Pero, ¿los ciudadanos de una ciudad con 8,5 millones de habitantes no deberían aceptar un cierto nivel de ruido? “De todas formas hay ruido”, dice Hanne Carlsen, que vino a la ciudad con su familia desde Dinamarca y acaba de terminar una excursión en helicóptero. “Los autos, el tráfico, las obras: no vemos la diferencia”.

Las más de 970 quejas por ruido registradas en la ciudad por los helicópteros en 2017 hasta principios de noviembre eran culpa de otros“, dice Sam Goldstein, que representa a la asociación sectorial Helicopter Tourism & Jobs Council y explica que los responsables del continuo ruido son sobre todo los helicópteros privados y de hospitales, de la Policía y de cadenas de televisión. “Este año nuestros vuelos no se salieron de las condiciones legales“, asegura.

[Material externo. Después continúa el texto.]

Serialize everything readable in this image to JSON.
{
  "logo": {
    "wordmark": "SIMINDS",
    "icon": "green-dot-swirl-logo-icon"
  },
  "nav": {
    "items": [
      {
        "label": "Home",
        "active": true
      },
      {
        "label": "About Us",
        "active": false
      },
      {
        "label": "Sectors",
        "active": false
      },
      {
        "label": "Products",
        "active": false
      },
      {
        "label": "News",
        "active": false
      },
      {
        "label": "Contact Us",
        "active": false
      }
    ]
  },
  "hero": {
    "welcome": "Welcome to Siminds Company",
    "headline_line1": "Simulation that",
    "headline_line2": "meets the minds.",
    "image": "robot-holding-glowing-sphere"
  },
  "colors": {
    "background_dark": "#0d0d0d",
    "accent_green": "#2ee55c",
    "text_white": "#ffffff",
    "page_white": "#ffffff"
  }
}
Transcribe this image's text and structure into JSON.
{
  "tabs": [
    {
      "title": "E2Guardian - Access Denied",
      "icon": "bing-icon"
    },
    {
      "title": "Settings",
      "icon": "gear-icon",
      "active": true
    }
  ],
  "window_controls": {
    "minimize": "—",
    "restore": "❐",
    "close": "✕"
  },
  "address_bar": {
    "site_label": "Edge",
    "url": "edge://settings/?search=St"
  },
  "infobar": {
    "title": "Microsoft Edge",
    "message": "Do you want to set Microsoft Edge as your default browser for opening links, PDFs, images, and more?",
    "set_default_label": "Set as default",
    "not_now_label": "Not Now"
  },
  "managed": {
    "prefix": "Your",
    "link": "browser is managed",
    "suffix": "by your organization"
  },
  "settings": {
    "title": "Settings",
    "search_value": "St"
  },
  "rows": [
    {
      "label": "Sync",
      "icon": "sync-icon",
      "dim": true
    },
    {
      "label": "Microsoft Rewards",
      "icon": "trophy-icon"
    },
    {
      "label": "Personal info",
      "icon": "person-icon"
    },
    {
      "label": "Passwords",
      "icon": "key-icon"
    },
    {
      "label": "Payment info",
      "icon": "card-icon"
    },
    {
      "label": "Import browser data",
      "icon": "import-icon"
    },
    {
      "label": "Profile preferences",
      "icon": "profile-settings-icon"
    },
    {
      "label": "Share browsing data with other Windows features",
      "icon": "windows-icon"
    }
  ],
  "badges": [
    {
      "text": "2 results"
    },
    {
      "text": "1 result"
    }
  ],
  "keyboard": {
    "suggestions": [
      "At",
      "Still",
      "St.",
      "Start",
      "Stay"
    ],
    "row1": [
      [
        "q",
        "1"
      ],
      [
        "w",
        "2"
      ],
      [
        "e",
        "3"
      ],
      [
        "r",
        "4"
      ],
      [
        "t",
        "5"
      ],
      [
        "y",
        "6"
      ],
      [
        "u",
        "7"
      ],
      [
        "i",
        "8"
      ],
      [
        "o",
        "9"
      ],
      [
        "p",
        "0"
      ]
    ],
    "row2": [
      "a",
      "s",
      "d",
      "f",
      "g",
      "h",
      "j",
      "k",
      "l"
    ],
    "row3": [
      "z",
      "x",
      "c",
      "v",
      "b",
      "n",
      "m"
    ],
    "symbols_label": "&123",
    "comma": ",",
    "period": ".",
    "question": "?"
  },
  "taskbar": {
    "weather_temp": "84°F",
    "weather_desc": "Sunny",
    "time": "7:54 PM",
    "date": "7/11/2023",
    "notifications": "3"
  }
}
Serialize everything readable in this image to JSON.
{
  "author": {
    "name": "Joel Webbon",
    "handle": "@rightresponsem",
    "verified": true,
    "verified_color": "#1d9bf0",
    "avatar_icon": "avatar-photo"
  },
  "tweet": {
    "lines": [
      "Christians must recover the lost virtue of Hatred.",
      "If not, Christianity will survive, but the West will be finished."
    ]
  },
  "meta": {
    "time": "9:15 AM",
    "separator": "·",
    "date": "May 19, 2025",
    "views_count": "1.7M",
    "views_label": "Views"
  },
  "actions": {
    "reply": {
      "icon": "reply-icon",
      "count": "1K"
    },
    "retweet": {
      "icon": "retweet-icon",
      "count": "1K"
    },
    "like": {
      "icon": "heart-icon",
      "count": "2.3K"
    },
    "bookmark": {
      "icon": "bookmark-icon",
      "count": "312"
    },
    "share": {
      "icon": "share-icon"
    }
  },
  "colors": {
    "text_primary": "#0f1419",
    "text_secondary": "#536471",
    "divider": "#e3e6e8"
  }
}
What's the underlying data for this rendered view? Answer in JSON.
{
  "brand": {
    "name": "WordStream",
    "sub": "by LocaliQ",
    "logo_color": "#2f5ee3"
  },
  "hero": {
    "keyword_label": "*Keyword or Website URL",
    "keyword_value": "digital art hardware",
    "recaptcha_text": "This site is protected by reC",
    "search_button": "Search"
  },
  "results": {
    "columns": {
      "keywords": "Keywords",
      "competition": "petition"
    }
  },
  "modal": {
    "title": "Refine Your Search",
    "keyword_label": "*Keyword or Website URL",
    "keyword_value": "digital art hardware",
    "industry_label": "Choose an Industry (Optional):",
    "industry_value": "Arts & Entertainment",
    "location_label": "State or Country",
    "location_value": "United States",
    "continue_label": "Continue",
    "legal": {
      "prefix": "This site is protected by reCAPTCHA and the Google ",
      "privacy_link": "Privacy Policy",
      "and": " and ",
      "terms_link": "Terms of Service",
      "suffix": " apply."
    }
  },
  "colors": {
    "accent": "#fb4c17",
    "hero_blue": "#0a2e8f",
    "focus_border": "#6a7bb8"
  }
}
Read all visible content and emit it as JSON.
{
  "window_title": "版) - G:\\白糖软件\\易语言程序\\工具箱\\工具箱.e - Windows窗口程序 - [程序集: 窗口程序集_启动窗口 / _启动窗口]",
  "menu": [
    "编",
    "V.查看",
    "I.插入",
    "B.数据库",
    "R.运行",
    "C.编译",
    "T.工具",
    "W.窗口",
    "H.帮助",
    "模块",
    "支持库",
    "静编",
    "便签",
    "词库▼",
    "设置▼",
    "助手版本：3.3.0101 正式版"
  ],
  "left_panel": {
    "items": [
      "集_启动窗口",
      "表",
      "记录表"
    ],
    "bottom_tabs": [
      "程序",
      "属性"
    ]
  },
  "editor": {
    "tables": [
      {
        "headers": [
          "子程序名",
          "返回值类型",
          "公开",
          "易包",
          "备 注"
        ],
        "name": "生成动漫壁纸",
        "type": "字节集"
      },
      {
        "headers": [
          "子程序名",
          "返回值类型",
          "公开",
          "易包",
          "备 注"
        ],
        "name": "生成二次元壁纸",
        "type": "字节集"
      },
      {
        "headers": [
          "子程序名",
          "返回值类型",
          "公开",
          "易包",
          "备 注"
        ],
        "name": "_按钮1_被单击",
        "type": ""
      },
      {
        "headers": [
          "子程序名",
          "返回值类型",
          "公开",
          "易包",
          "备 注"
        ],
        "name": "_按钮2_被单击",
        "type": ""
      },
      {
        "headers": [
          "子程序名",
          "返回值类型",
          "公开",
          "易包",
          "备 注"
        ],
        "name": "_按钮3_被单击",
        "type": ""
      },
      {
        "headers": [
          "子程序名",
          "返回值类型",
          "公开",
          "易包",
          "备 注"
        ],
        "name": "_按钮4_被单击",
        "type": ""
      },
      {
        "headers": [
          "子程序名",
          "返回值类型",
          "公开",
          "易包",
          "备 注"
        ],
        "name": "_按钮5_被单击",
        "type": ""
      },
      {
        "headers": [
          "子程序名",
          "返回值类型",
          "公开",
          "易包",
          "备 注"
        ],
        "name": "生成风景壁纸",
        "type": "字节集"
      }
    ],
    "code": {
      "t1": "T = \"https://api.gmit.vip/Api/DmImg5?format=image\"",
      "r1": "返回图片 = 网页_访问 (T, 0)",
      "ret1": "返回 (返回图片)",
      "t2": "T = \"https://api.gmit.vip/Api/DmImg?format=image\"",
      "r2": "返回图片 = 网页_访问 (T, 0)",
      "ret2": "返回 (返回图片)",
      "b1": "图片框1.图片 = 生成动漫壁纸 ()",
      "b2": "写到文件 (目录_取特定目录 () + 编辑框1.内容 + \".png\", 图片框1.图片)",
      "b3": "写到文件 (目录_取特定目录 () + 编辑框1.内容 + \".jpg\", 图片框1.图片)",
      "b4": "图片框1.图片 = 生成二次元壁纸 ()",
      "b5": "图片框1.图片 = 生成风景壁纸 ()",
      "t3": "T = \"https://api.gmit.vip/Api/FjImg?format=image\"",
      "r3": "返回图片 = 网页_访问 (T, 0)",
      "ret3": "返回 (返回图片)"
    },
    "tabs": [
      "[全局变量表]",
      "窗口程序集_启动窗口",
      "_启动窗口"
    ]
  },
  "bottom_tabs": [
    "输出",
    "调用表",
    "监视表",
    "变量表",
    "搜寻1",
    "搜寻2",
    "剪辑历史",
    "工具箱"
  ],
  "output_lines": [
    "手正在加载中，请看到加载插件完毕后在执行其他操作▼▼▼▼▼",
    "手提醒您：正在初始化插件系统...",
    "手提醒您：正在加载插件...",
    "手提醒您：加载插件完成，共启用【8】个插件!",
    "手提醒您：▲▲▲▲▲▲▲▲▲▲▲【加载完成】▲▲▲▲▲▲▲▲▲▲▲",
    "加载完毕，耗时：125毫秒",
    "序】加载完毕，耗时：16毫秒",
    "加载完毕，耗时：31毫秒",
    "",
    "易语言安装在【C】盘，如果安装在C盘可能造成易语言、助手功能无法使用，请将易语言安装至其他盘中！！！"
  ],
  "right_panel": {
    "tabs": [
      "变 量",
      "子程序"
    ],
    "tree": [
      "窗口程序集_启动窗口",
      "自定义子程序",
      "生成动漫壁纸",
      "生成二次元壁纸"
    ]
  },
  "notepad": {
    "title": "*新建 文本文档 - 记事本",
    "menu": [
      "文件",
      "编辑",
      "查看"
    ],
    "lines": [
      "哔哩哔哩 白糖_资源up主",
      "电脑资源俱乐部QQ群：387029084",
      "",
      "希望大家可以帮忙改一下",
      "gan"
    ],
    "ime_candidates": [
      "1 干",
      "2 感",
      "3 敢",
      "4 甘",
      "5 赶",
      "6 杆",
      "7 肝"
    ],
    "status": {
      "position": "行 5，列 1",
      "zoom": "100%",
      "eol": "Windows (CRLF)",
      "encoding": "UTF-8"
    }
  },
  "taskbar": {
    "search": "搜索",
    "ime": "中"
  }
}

Al que paga unos 220 dólares por un viaje de unos 15 minutos, todo esto no le importa. Por encima del Hudson los pasajeros escuchan las explicaciones a unos 600 metros de altura, mientras que pilotos como Vagopow les muestran los monumentos. El World Trade Center, el Empire State, el edificio Chrysler: todos son puntos característicos del skyline de la ciudad y desde el cielo tienen un aspecto muy diferente del que se aprecia desde el suelo.